Als een werknemer met een zekere regelmaat één of twee dagen per week met een andere wijze van vervoer naar de vaste plaats van werkzaamheden reist dan met de fiets van de zaak, kan hier nu al een vaste vergoeding voor worden gegeven. Bij zeer incidentele reizen met een andere wijze van vervoer – bijvoorbeeld vanwege regen – ligt een forfait of iets dergelijks niet voor de hand. Het bijhouden van deze dagen, als hiervoor een gericht vrijgestelde vergoeding gewenst is, is dan het meest logisch. Het is niet nodig dat dit op dagelijkse of wekelijkse basis gebeurt. Het is niet nodig dat de werknemer deze gegevens op dagelijkse of wekelijkse basis aan de werkgever doorgeeft. Dit kan ook op maand- of jaarbasis om de administratieve lasten lager te houden. Het kabinet is van mening dat het huidige systeem logisch en sluitend is.
Aftrekbeperking gemengde kosten in winstsfeer
De kwalificatie van de thuiswerkkostenvergoeding als zakelijke kosten voor de loonheffingen ziet puur op een beoordeling voor de loonheffingen en staat in principe los van een beoordeling voor de inkomstenbelasting en vennootschapsbelasting inzake het aanmerken van de thuiswerkkostenvergoeding als gemengde kosten. Een gericht vrijgestelde thuiswerkkostenvergoeding kan onder de reikwijdte van de aftrekbeperking gemengde kosten in de winstsfeer (artikel 3.15 van de Wet IB 2001 c.q. artikel 8, vijfde lid, van de Wet op de vennootschapsbelasting 1969 (Wet Vpb 1969)) vallen. Ook als op kantoor in voedsel, drank en genotmiddelen wordt voorzien (dus niet bij thuiswerken), vallen deze kosten onder de reikwijdte van die aftrekbeperking.
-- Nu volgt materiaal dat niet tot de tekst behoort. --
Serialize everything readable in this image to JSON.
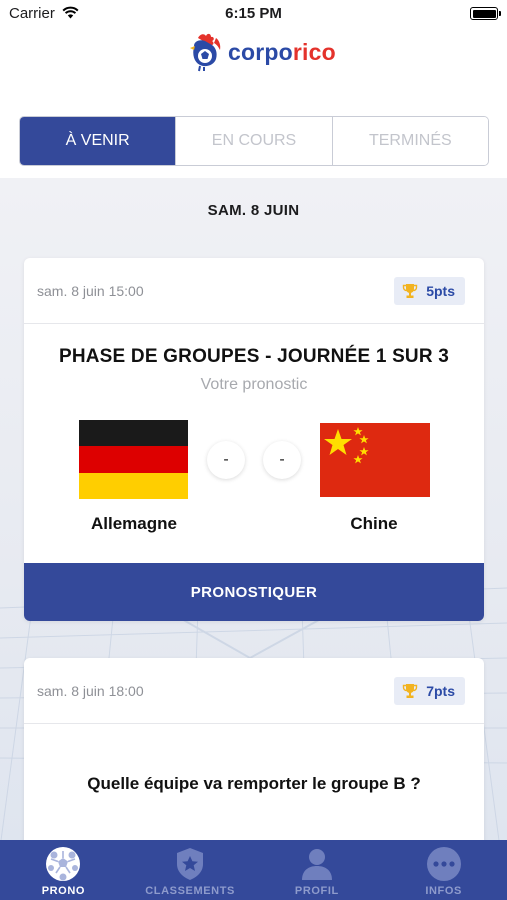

Voedsel, drank en genotmiddelen
Bij het verstrekken van een gericht vrijgestelde thuiswerkkostenvergoeding vallen uitsluitend de gedeelten van de thuiswerkkostenvergoeding die zien op ‘voedsel, drank en genotmiddelen’ onder de aftrekbeperking gemengde kosten, waarbij voor de toedeling uit de € 2 per thuiswerkdag dan wordt aangesloten bij de Nibud-normen.
Twee opties
Belastingplichtigen hebben twee opties om het niet-aftrekbare bedrag te berekenen.
- Bij de eerste methode is een vast bedrag niet aftrekbaar. Voor ondernemers die belastingplichtig zijn in de inkomstenbelasting (IB-ondernemers) is dat in 2021 € 4.700 en voor vennootschapsbelastingplichtigen (Vpb-plichtigen) 0,4 procent van het belastbaar loon van de werknemers indien deze uitkomst hoger is dan € 4.700.
De hoogte van het niet-aftrekbare bedrag staat bij deze optie dus los van de hoogte van de in aftrek beperkte kosten die de belastingplichtigen hebben gemaakt. - Bij de tweede optie is het niet-aftrekbare bedrag een percentage van het bedrag aan in aftrek
beperkte kosten die de belastingplichtigen hebben gemaakt.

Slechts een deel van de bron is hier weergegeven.